Re: [Qemu-devel] E5-2620v2 - emulation stop error

From: Bandan Das
Subject: Re: [Qemu-devel] E5-2620v2 - emulation stop error
Date: Tue, 10 Mar 2015 22:38:57 -0400
User-agent: Gnus/5.13 (Gnus v5.13) Emacs/24.4 (gnu/linux)

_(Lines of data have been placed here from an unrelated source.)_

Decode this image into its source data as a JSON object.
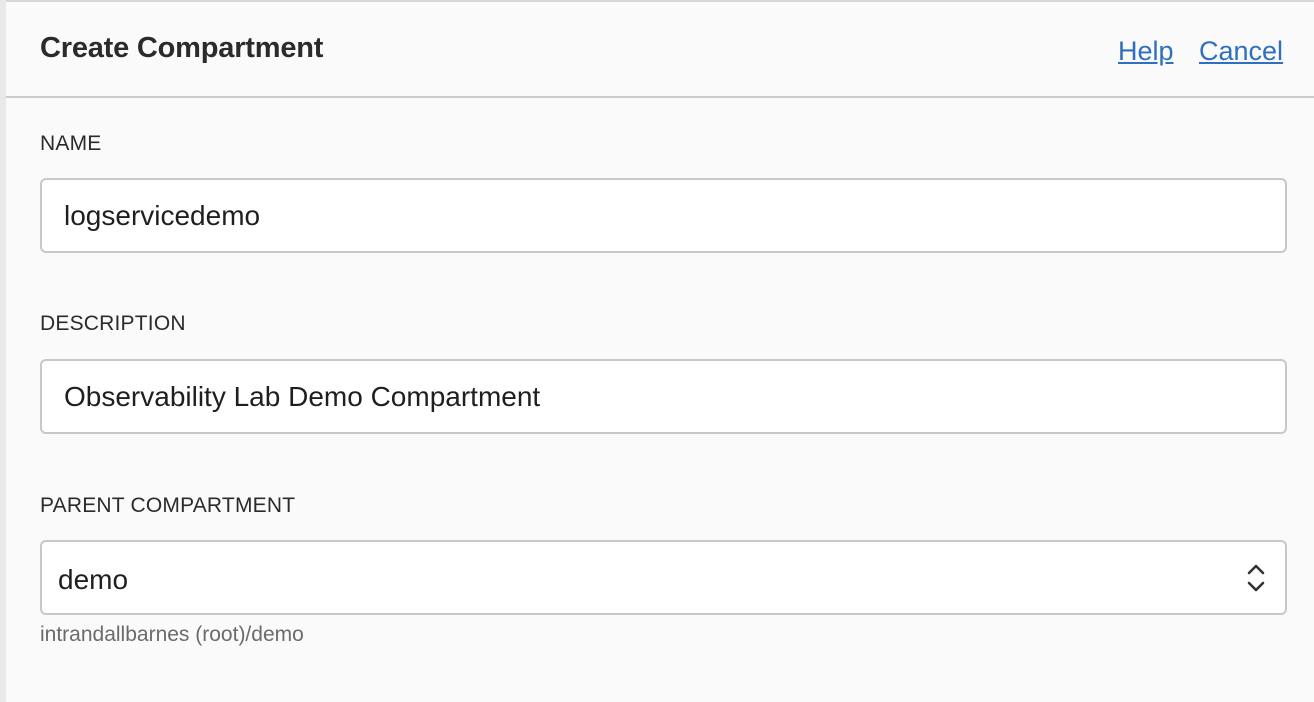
{
  "dialog": {
    "title": "Create Compartment",
    "help_link": "Help",
    "cancel_link": "Cancel"
  },
  "form": {
    "name": {
      "label": "NAME",
      "value": "logservicedemo"
    },
    "description": {
      "label": "DESCRIPTION",
      "value": "Observability Lab Demo Compartment"
    },
    "parent_compartment": {
      "label": "PARENT COMPARTMENT",
      "selected": "demo",
      "path_hint": "intrandallbarnes (root)/demo"
    }
  },
  "icons": {
    "select_arrows": "up-down-chevron-icon"
  },
  "colors": {
    "link": "#2f6fbf",
    "panel_background": "#fafafa",
    "field_border": "#c8c8c8"
  }
}
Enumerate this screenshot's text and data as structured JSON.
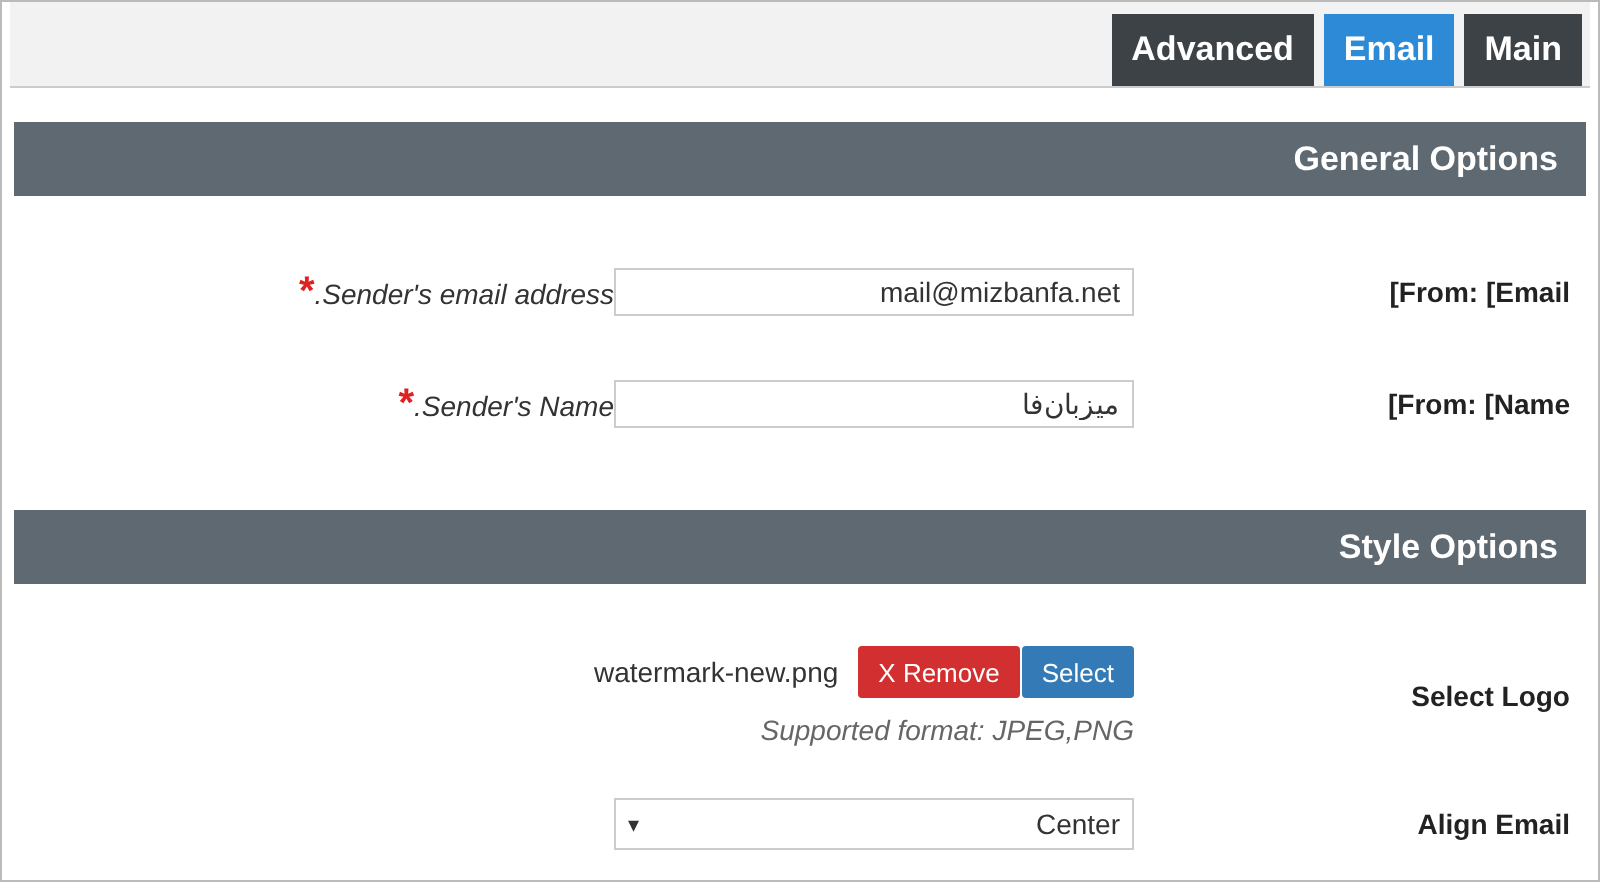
{
  "tabs": [
    {
      "label": "Advanced",
      "selected": false
    },
    {
      "label": "Email",
      "selected": true
    },
    {
      "label": "Main",
      "selected": false
    }
  ],
  "sections": [
    {
      "title": "General Options",
      "rows": [
        {
          "kind": "text",
          "label": "[From: [Email",
          "description": ".Sender's email address",
          "required_mark": "*",
          "value": "mail@mizbanfa.net"
        },
        {
          "kind": "text",
          "label": "[From: [Name",
          "description": ".Sender's Name",
          "required_mark": "*",
          "value": "میزبان‌فا"
        }
      ]
    },
    {
      "title": "Style Options",
      "rows": [
        {
          "kind": "file",
          "label": "Select Logo",
          "file_name": "watermark-new.png",
          "remove_button": "X Remove",
          "select_button": "Select",
          "hint": "Supported format: JPEG,PNG"
        },
        {
          "kind": "select",
          "label": "Align Email",
          "caret": "▾",
          "value": "Center"
        }
      ]
    }
  ]
}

"Dr. David Alan Gilbert" <address@hidden> writes:

> * Paolo Bonzini (address@hidden) wrote:
>> On 10/03/2015 19:21, Bandan Das wrote:
>> > Paolo Bonzini <address@hidden> writes:
>> > 
>> >> On 10/03/2015 17:57, Dr. David Alan Gilbert wrote:
>> >>> I'm seeing something similar; it's very intermittent and generally
>> >>> happening right at boot of the guest;   I'm running this on qemu
>> >>> head+my postcopy world (but it's happening right at boot before postcopy
>> >>> gets a chance), and I'm using a 3.19ish kernel. Xeon E5-2407 in my case
>> >>> but hey maybe I'm seeing a different bug.
>> > 
>> > Probably a tangent but is the qemu trace identical to what Andrey is 
>> > seeing ?
>> > From a cursory look and my limited understanding, it seems his failure is 
>> > #GP
>> > when executing video bios.
>> > 
>> >> Same here on 3.16 + Xeon E5 v3 kernel.
>> > 
>> > I will try to reproduce this on a v2.
>> I see several failures, usually mine have suberror 1.  With a 32-VCPU
>> guest I can reproduce it roughly half of the time.
>> Paolo
> while true; do (sleep 5; echo -e 
> '\001cq\n')|/opt/qemu-try-world3/bin/qemu-system-x86_64 -machine 
> pc-i440fx-2.0,accel=kvm -m 1024 -smp 128 -nographic -device sga 2>&1 | tee 
> /tmp/qemu.op; grep "internal error" /tmp/qemu.op -q && break; done
> (and leave about 2mins of runs before declaring good)
> bad: cd2946607b42636d6c8cf6dbf94bce0273507b17
> bad: 041ccc922ee474693a2869d4e3b59e920c739bc0
> bad: 2559db069628981bfdc90637fac5bf1b4f4e8ef5
> bad: 21f5826a04d38e19488f917e1eef22751490c769
> good:e95d24ff40c77fbfd71396834a2eb99375f8bcc4
> good: 7781a492fa5a2eff53d06b25b93f0186ad3226c9
> good: c3edd62851098e6417786193ed9e9341781fcf57
> good: c5c6d7f81a6950d8e32a3b5a0bafd37bfa5a8e88
> good: 73104fd399c6778112f64fe0d439319f24508d9a
> good: 92013cf8ca10adafec9a92deb5df993e7df22cb9
> good: 4478aa768ccefcc5b234c23d035435fd71b932f6
> good: 2.2.0
> address@hidden qemu-world3]# git bisect bad
> 21f5826a04d38e19488f917e1eef22751490c769 is the first bad commit

I can reproduce this on E5-2620 v2 with  David's "while true" test.
(The emulation failure I mean, not the suberror 2 that Andrey is seeing)
The commit that seems to have introduced this is -

commit 0673b7870063a3affbad9046fb6d385a4e734c19
Author: Kevin O'Connor <address@hidden>
Date:   Sat May 24 10:49:50 2014 -0400

    smp: Replace QEMU SMP init assembler code with C; run only in 32bit mode.
    Change the multi-processor init code to trampoline into 32bit mode on
    each of the additional processors.  Implement an atomic lock so that
    each processor performs its initialization serially.

I am not sure what in that change could cause this though..
Also, in my testing, "unrestricted_guest=0" avoids the failure.